As investors, we know that timing the market over the long run with success is not possible. Investors who take a long-term approach typically see the strongest returns. If you want to collect a decent amount of income without ever having to sell your holdings, consider buying these two healthcare stocks.
The first stock is from the robotic-assisted surgical device maker Intuitive Surgical.
For starters, this is a company that has installed more than 5,400 of its advanced da Vinci surgical systems around the world. Considering these da Vinci systems are pricey, ranging from $0.5 million to $2.5 million per system. On the other hand, once Intuitive Surgical locks in a customer, it keeps them in their robotic surgery sphere for a very long time.
What’s more impressive, Intuitive Surgical’s operating margins have the potential to get better over time. As the number of installed da Vinci systems increases, the percentage of higher-margin revenue in relation to total sales will also rise.
Finally, it’s important to understand that the company has only realized a fraction of its surgical potential. Sure, it’s the leader in gynecology surgeries and urology, but it’s only playing a small role in general soft tissue surgeries.
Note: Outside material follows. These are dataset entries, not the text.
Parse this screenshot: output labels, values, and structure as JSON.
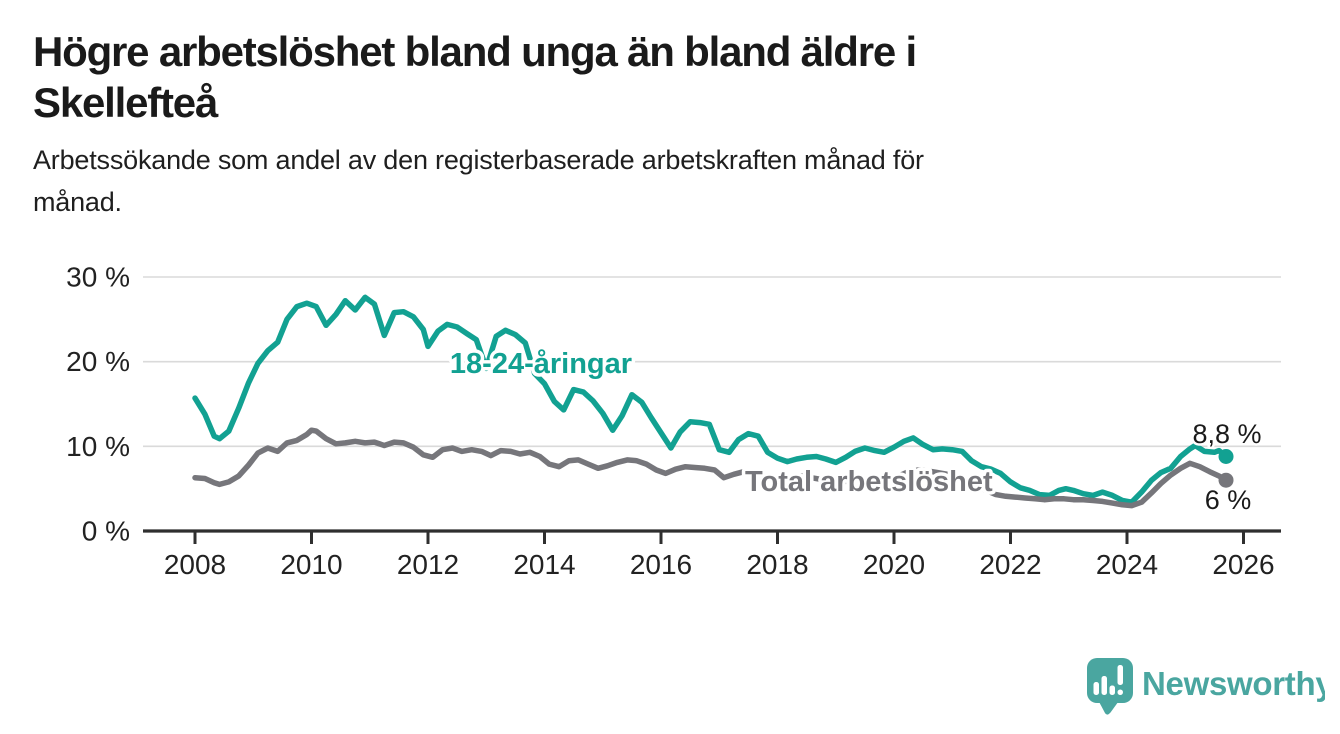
{
  "header": {
    "title_line1": "Högre arbetslöshet bland unga än bland äldre i",
    "title_line2": "Skellefteå",
    "subtitle_line1": "Arbetssökande som andel av den registerbaserade arbetskraften månad för",
    "subtitle_line2": "månad."
  },
  "footer": {
    "brand": "Newsworthy",
    "brand_color": "#4aa6a0",
    "logo_icon": "speech-bubble-bar-chart-icon"
  },
  "chart_data": {
    "type": "line",
    "title": "Högre arbetslöshet bland unga än bland äldre i Skellefteå",
    "subtitle": "Arbetssökande som andel av den registerbaserade arbetskraften månad för månad.",
    "unit": "%",
    "grid": "horizontal",
    "legend": "inline-labels",
    "colors": {
      "young": "#12a192",
      "total": "#76767b",
      "gridline": "#dadada",
      "axis": "#2f2f2f",
      "value_label": "#1a1a1a"
    },
    "x_axis": {
      "tick_labels": [
        "2008",
        "2010",
        "2012",
        "2014",
        "2016",
        "2018",
        "2020",
        "2022",
        "2024",
        "2026"
      ],
      "tick_years": [
        2008,
        2010,
        2012,
        2014,
        2016,
        2018,
        2020,
        2022,
        2024,
        2026
      ],
      "range": [
        2007.1,
        2026.65
      ]
    },
    "y_axis": {
      "tick_values": [
        0,
        10,
        20,
        30
      ],
      "tick_labels": [
        "0 %",
        "10 %",
        "20 %",
        "30 %"
      ],
      "range": [
        0,
        31.5
      ]
    },
    "series": [
      {
        "name": "18-24-åringar",
        "color": "#12a192",
        "end_label": "8,8 %",
        "end_value": 8.8,
        "points": [
          [
            2008.0,
            15.7
          ],
          [
            2008.17,
            13.8
          ],
          [
            2008.33,
            11.2
          ],
          [
            2008.42,
            10.9
          ],
          [
            2008.58,
            11.8
          ],
          [
            2008.75,
            14.5
          ],
          [
            2008.92,
            17.5
          ],
          [
            2009.08,
            19.8
          ],
          [
            2009.25,
            21.3
          ],
          [
            2009.42,
            22.3
          ],
          [
            2009.58,
            25.0
          ],
          [
            2009.75,
            26.5
          ],
          [
            2009.92,
            26.9
          ],
          [
            2010.08,
            26.5
          ],
          [
            2010.25,
            24.3
          ],
          [
            2010.42,
            25.6
          ],
          [
            2010.58,
            27.2
          ],
          [
            2010.75,
            26.1
          ],
          [
            2010.92,
            27.6
          ],
          [
            2011.08,
            26.8
          ],
          [
            2011.25,
            23.1
          ],
          [
            2011.42,
            25.8
          ],
          [
            2011.58,
            25.9
          ],
          [
            2011.75,
            25.3
          ],
          [
            2011.92,
            23.8
          ],
          [
            2012.0,
            21.8
          ],
          [
            2012.17,
            23.6
          ],
          [
            2012.33,
            24.4
          ],
          [
            2012.5,
            24.1
          ],
          [
            2012.67,
            23.3
          ],
          [
            2012.83,
            22.6
          ],
          [
            2013.0,
            19.2
          ],
          [
            2013.17,
            23.0
          ],
          [
            2013.33,
            23.7
          ],
          [
            2013.5,
            23.2
          ],
          [
            2013.67,
            22.2
          ],
          [
            2013.83,
            18.6
          ],
          [
            2014.0,
            17.4
          ],
          [
            2014.17,
            15.3
          ],
          [
            2014.33,
            14.3
          ],
          [
            2014.5,
            16.7
          ],
          [
            2014.67,
            16.4
          ],
          [
            2014.83,
            15.4
          ],
          [
            2015.0,
            13.9
          ],
          [
            2015.17,
            11.9
          ],
          [
            2015.33,
            13.6
          ],
          [
            2015.5,
            16.1
          ],
          [
            2015.67,
            15.2
          ],
          [
            2015.83,
            13.4
          ],
          [
            2016.0,
            11.6
          ],
          [
            2016.17,
            9.8
          ],
          [
            2016.33,
            11.7
          ],
          [
            2016.5,
            12.9
          ],
          [
            2016.67,
            12.8
          ],
          [
            2016.83,
            12.6
          ],
          [
            2017.0,
            9.6
          ],
          [
            2017.17,
            9.3
          ],
          [
            2017.33,
            10.8
          ],
          [
            2017.5,
            11.5
          ],
          [
            2017.67,
            11.2
          ],
          [
            2017.83,
            9.3
          ],
          [
            2018.0,
            8.6
          ],
          [
            2018.17,
            8.2
          ],
          [
            2018.33,
            8.5
          ],
          [
            2018.5,
            8.7
          ],
          [
            2018.67,
            8.8
          ],
          [
            2018.83,
            8.5
          ],
          [
            2019.0,
            8.1
          ],
          [
            2019.17,
            8.7
          ],
          [
            2019.33,
            9.4
          ],
          [
            2019.5,
            9.8
          ],
          [
            2019.67,
            9.5
          ],
          [
            2019.83,
            9.3
          ],
          [
            2020.0,
            9.9
          ],
          [
            2020.17,
            10.6
          ],
          [
            2020.33,
            11.0
          ],
          [
            2020.5,
            10.2
          ],
          [
            2020.67,
            9.6
          ],
          [
            2020.83,
            9.7
          ],
          [
            2021.0,
            9.6
          ],
          [
            2021.17,
            9.4
          ],
          [
            2021.33,
            8.3
          ],
          [
            2021.5,
            7.6
          ],
          [
            2021.67,
            7.3
          ],
          [
            2021.83,
            6.8
          ],
          [
            2022.0,
            5.8
          ],
          [
            2022.17,
            5.1
          ],
          [
            2022.33,
            4.8
          ],
          [
            2022.5,
            4.3
          ],
          [
            2022.67,
            4.2
          ],
          [
            2022.83,
            4.8
          ],
          [
            2022.95,
            5.0
          ],
          [
            2023.08,
            4.8
          ],
          [
            2023.25,
            4.4
          ],
          [
            2023.42,
            4.2
          ],
          [
            2023.58,
            4.6
          ],
          [
            2023.75,
            4.2
          ],
          [
            2023.92,
            3.6
          ],
          [
            2024.08,
            3.4
          ],
          [
            2024.25,
            4.6
          ],
          [
            2024.42,
            6.0
          ],
          [
            2024.58,
            6.9
          ],
          [
            2024.75,
            7.4
          ],
          [
            2024.92,
            8.8
          ],
          [
            2025.08,
            9.7
          ],
          [
            2025.17,
            10.1
          ],
          [
            2025.33,
            9.4
          ],
          [
            2025.5,
            9.3
          ],
          [
            2025.58,
            9.5
          ],
          [
            2025.7,
            8.8
          ]
        ]
      },
      {
        "name": "Total arbetslöshet",
        "color": "#76767b",
        "end_label": "6 %",
        "end_value": 6,
        "points": [
          [
            2008.0,
            6.3
          ],
          [
            2008.17,
            6.2
          ],
          [
            2008.33,
            5.7
          ],
          [
            2008.42,
            5.5
          ],
          [
            2008.58,
            5.8
          ],
          [
            2008.75,
            6.5
          ],
          [
            2008.92,
            7.8
          ],
          [
            2009.08,
            9.2
          ],
          [
            2009.25,
            9.8
          ],
          [
            2009.42,
            9.4
          ],
          [
            2009.58,
            10.4
          ],
          [
            2009.75,
            10.7
          ],
          [
            2009.92,
            11.4
          ],
          [
            2010.0,
            11.9
          ],
          [
            2010.08,
            11.8
          ],
          [
            2010.25,
            10.9
          ],
          [
            2010.42,
            10.3
          ],
          [
            2010.58,
            10.4
          ],
          [
            2010.75,
            10.6
          ],
          [
            2010.92,
            10.4
          ],
          [
            2011.08,
            10.5
          ],
          [
            2011.25,
            10.1
          ],
          [
            2011.42,
            10.5
          ],
          [
            2011.58,
            10.4
          ],
          [
            2011.75,
            9.9
          ],
          [
            2011.92,
            9.0
          ],
          [
            2012.08,
            8.7
          ],
          [
            2012.25,
            9.6
          ],
          [
            2012.42,
            9.8
          ],
          [
            2012.58,
            9.4
          ],
          [
            2012.75,
            9.6
          ],
          [
            2012.92,
            9.4
          ],
          [
            2013.08,
            8.9
          ],
          [
            2013.25,
            9.5
          ],
          [
            2013.42,
            9.4
          ],
          [
            2013.58,
            9.1
          ],
          [
            2013.75,
            9.3
          ],
          [
            2013.92,
            8.8
          ],
          [
            2014.08,
            7.9
          ],
          [
            2014.25,
            7.6
          ],
          [
            2014.42,
            8.3
          ],
          [
            2014.58,
            8.4
          ],
          [
            2014.75,
            7.9
          ],
          [
            2014.92,
            7.4
          ],
          [
            2015.08,
            7.7
          ],
          [
            2015.25,
            8.1
          ],
          [
            2015.42,
            8.4
          ],
          [
            2015.58,
            8.3
          ],
          [
            2015.75,
            7.9
          ],
          [
            2015.92,
            7.2
          ],
          [
            2016.08,
            6.8
          ],
          [
            2016.25,
            7.3
          ],
          [
            2016.42,
            7.6
          ],
          [
            2016.58,
            7.5
          ],
          [
            2016.75,
            7.4
          ],
          [
            2016.92,
            7.2
          ],
          [
            2017.08,
            6.3
          ],
          [
            2017.25,
            6.7
          ],
          [
            2017.42,
            7.0
          ],
          [
            2017.58,
            6.9
          ],
          [
            2017.75,
            6.3
          ],
          [
            2017.92,
            6.1
          ],
          [
            2018.08,
            6.2
          ],
          [
            2018.25,
            6.4
          ],
          [
            2018.42,
            6.5
          ],
          [
            2018.58,
            6.3
          ],
          [
            2018.75,
            6.1
          ],
          [
            2018.92,
            5.9
          ],
          [
            2019.08,
            5.8
          ],
          [
            2019.25,
            5.9
          ],
          [
            2019.42,
            6.1
          ],
          [
            2019.58,
            6.1
          ],
          [
            2019.75,
            6.0
          ],
          [
            2019.92,
            6.1
          ],
          [
            2020.08,
            6.5
          ],
          [
            2020.25,
            7.0
          ],
          [
            2020.42,
            7.2
          ],
          [
            2020.58,
            7.1
          ],
          [
            2020.75,
            6.9
          ],
          [
            2020.92,
            6.7
          ],
          [
            2021.08,
            6.4
          ],
          [
            2021.25,
            5.9
          ],
          [
            2021.42,
            5.3
          ],
          [
            2021.58,
            4.8
          ],
          [
            2021.75,
            4.3
          ],
          [
            2021.92,
            4.1
          ],
          [
            2022.08,
            4.0
          ],
          [
            2022.25,
            3.9
          ],
          [
            2022.42,
            3.8
          ],
          [
            2022.58,
            3.7
          ],
          [
            2022.75,
            3.8
          ],
          [
            2022.92,
            3.8
          ],
          [
            2023.08,
            3.7
          ],
          [
            2023.25,
            3.7
          ],
          [
            2023.42,
            3.6
          ],
          [
            2023.58,
            3.5
          ],
          [
            2023.75,
            3.3
          ],
          [
            2023.92,
            3.1
          ],
          [
            2024.08,
            3.0
          ],
          [
            2024.25,
            3.4
          ],
          [
            2024.42,
            4.5
          ],
          [
            2024.58,
            5.6
          ],
          [
            2024.75,
            6.6
          ],
          [
            2024.92,
            7.4
          ],
          [
            2025.08,
            8.0
          ],
          [
            2025.25,
            7.6
          ],
          [
            2025.42,
            7.0
          ],
          [
            2025.58,
            6.5
          ],
          [
            2025.7,
            6.0
          ]
        ]
      }
    ]
  }
}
Therefore, there’s a long runway for the company to take on market share.
Johnson & Johnson
The second stock you can buy is the Healthcare conglomerate, Johnson & Johnson. It may not be the growth stock anymore, but it’s still steady. In fact, the company is one of only two publicly traded companies to boast the AAA credit rating from Standard & Poor’s.
Three business segments, each of which accomplishes something that the others do not, makes J&J special. Firstly, there are consumer health products, which is the slowest growing but provides the most predictable cash flow. Another one is medical devices. And finally, there’s J&J’s pharmaceuticals segment that provides the juiciest margins. Each segment brings an important piece to the company.
In 2018, the company reported its 35th consecutive year of adjusted operating earnings growth. This places J& J among the most elite of Dividend Aristocrats. Regardless of whether the economy is booming or struggling, J&J’s adjusted operating earnings and dividends are motoring higher.